Here are the results :

pop = 90/10
pop 1000
life 100
group 0 = normals
group 1 = sluts

Run 1:
coupling chance variation :
both relation durations = 10

couple0, couple1, partners0, percentslut, partners1
0.100, 2.500, 2.114 , 42.873% , 9.134
0.150, 1.667, 3.079 , 28.150% , 8.966
0.200, 1.250, 3.981 , 20.873% , 8.785
0.250, 1.000, 4.766 , 16.549% , 8.600
0.300, 0.833, 5.441 , 14.378% , 8.291
0.350, 0.714, 6.017 , 12.847% , 8.006
0.400, 0.625, 6.495 , 11.632% , 7.744
0.450, 0.556, 6.904 , 10.729% , 7.492
0.500, 0.500, 7.255 , 10.001% , 7.254

Run 2:
both coupling chances equal 0.5
relation duration1 = 5
relation duration0 variation :

duration0, partners0, percentslut, partners1
10, 7.734 , 13.503% , 10.905
15, 5.973 , 15.854% , 10.223
20, 5.013 , 17.773% , 9.790
25, 4.409 , 19.213% , 9.467
30, 3.958 , 20.419% , 9.201
35, 3.701 , 21.425% , 9.054
40, 3.413 , 22.322% , 8.857
45, 3.158 , 23.198% , 8.677
50, 3.046 , 23.793% , 8.579

Run 3:
coupling chance 0.25,1.0
relation duration1 = 5
relation duration0 variation :

duration0, partners0, percentslut, partners1
10, 5.293 , 22.934% , 14.228
15, 4.439 , 25.573% , 13.835
20, 3.916 , 27.523% , 13.544
25, 3.565 , 29.236% , 13.346
30, 3.311 , 30.550% , 13.183
35, 3.112 , 31.635% , 13.052
40, 2.951 , 32.528% , 12.925
45, 2.839 , 33.321% , 12.842
50, 2.754 , 33.699% , 12.768

Run 4:
coupling chance : 0.25,1.0
relation duration : 33, 5
slut population fraction variation :

slutfrac, partners0, percentslut, partners1
0.050, 2.814 , 18.761% , 12.409
0.100, 3.188 , 31.200% , 13.099
0.150, 3.526 , 40.320% , 13.640
0.200, 3.844 , 47.589% , 14.080
0.250, 4.148 , 53.546% , 14.454
0.300, 4.441 , 58.587% , 14.763
0.350, 4.714 , 62.880% , 15.026
0.400, 5.000 , 66.790% , 15.271
0.450, 5.282 , 70.379% , 15.481
0.500, 5.565 , 73.629% , 15.671

The sim confirms what you would obviously expect, which is that a normal is much more likely to have sex with a slut than their small fraction of the population would suggest.

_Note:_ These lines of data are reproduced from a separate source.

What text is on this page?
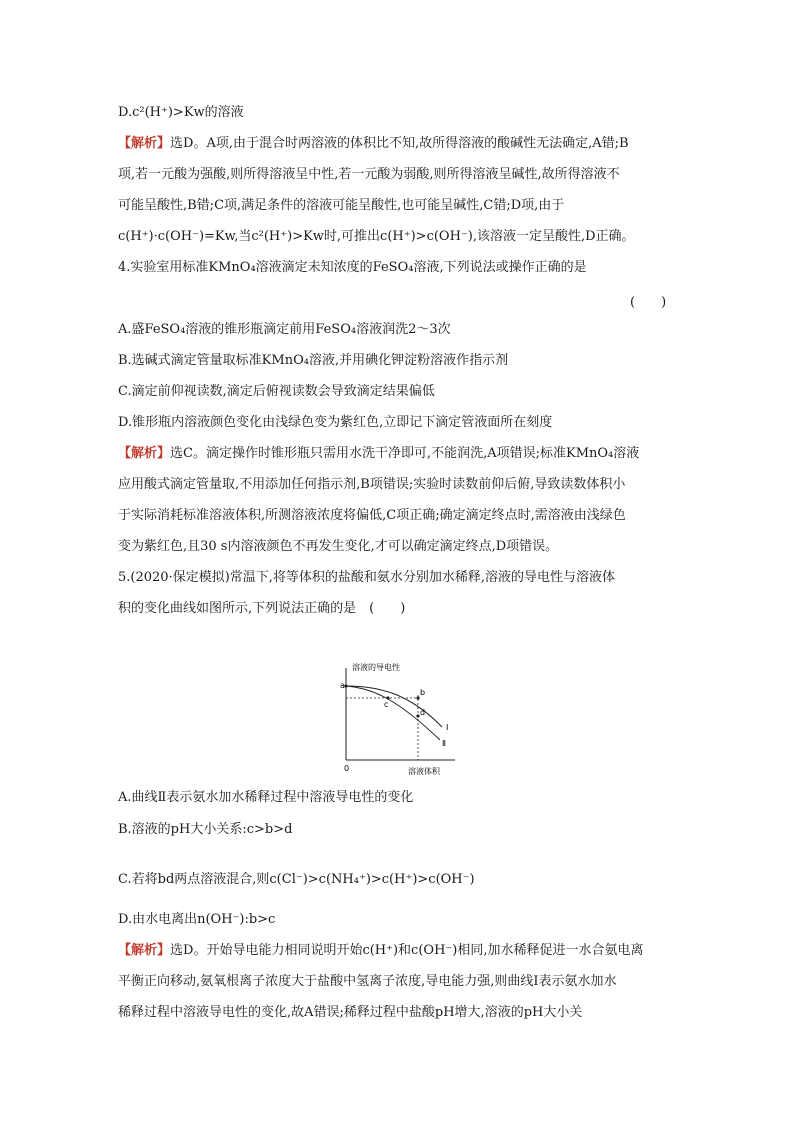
D.c²(H⁺)>Kw的溶液
【解析】选D。A项,由于混合时两溶液的体积比不知,故所得溶液的酸碱性无法确定,A错;B
项,若一元酸为强酸,则所得溶液呈中性,若一元酸为弱酸,则所得溶液呈碱性,故所得溶液不
可能呈酸性,B错;C项,满足条件的溶液可能呈酸性,也可能呈碱性,C错;D项,由于
c(H⁺)·c(OH⁻)=Kw,当c²(H⁺)>Kw时,可推出c(H⁺)>c(OH⁻),该溶液一定呈酸性,D正确。
4.实验室用标准KMnO₄溶液滴定未知浓度的FeSO₄溶液,下列说法或操作正确的是
(　　)
A.盛FeSO₄溶液的锥形瓶滴定前用FeSO₄溶液润洗2～3次
B.选碱式滴定管量取标准KMnO₄溶液,并用碘化钾淀粉溶液作指示剂
C.滴定前仰视读数,滴定后俯视读数会导致滴定结果偏低
D.锥形瓶内溶液颜色变化由浅绿色变为紫红色,立即记下滴定管液面所在刻度
【解析】选C。滴定操作时锥形瓶只需用水洗干净即可,不能润洗,A项错误;标准KMnO₄溶液
应用酸式滴定管量取,不用添加任何指示剂,B项错误;实验时读数前仰后俯,导致读数体积小
于实际消耗标准溶液体积,所测溶液浓度将偏低,C项正确;确定滴定终点时,需溶液由浅绿色
变为紫红色,且30 s内溶液颜色不再发生变化,才可以确定滴定终点,D项错误。
5.(2020·保定模拟)常温下,将等体积的盐酸和氨水分别加水稀释,溶液的导电性与溶液体
积的变化曲线如图所示,下列说法正确的是　(　　)
溶液的导电性
溶液体积
0
a
b
c
d
Ⅰ
Ⅱ
A.曲线Ⅱ表示氨水加水稀释过程中溶液导电性的变化
B.溶液的pH大小关系:c>b>d
C.若将bd两点溶液混合,则c(Cl⁻)>c(NH₄⁺)>c(H⁺)>c(OH⁻)
D.由水电离出n(OH⁻):b>c
【解析】选D。开始导电能力相同说明开始c(H⁺)和c(OH⁻)相同,加水稀释促进一水合氨电离
平衡正向移动,氨氧根离子浓度大于盐酸中氢离子浓度,导电能力强,则曲线Ⅰ表示氨水加水
稀释过程中溶液导电性的变化,故A错误;稀释过程中盐酸pH增大,溶液的pH大小关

The average partner counts here for sluts is not even that extreme, obviously if I crank up the promiscuity of the sluts the numbers get even more radical.

One thing that may be surprising is that even with only 5% of the population being sluts, 20% of the normals partners are sluts. Also even with equal coupling chances, relation duration alone creates a big bias.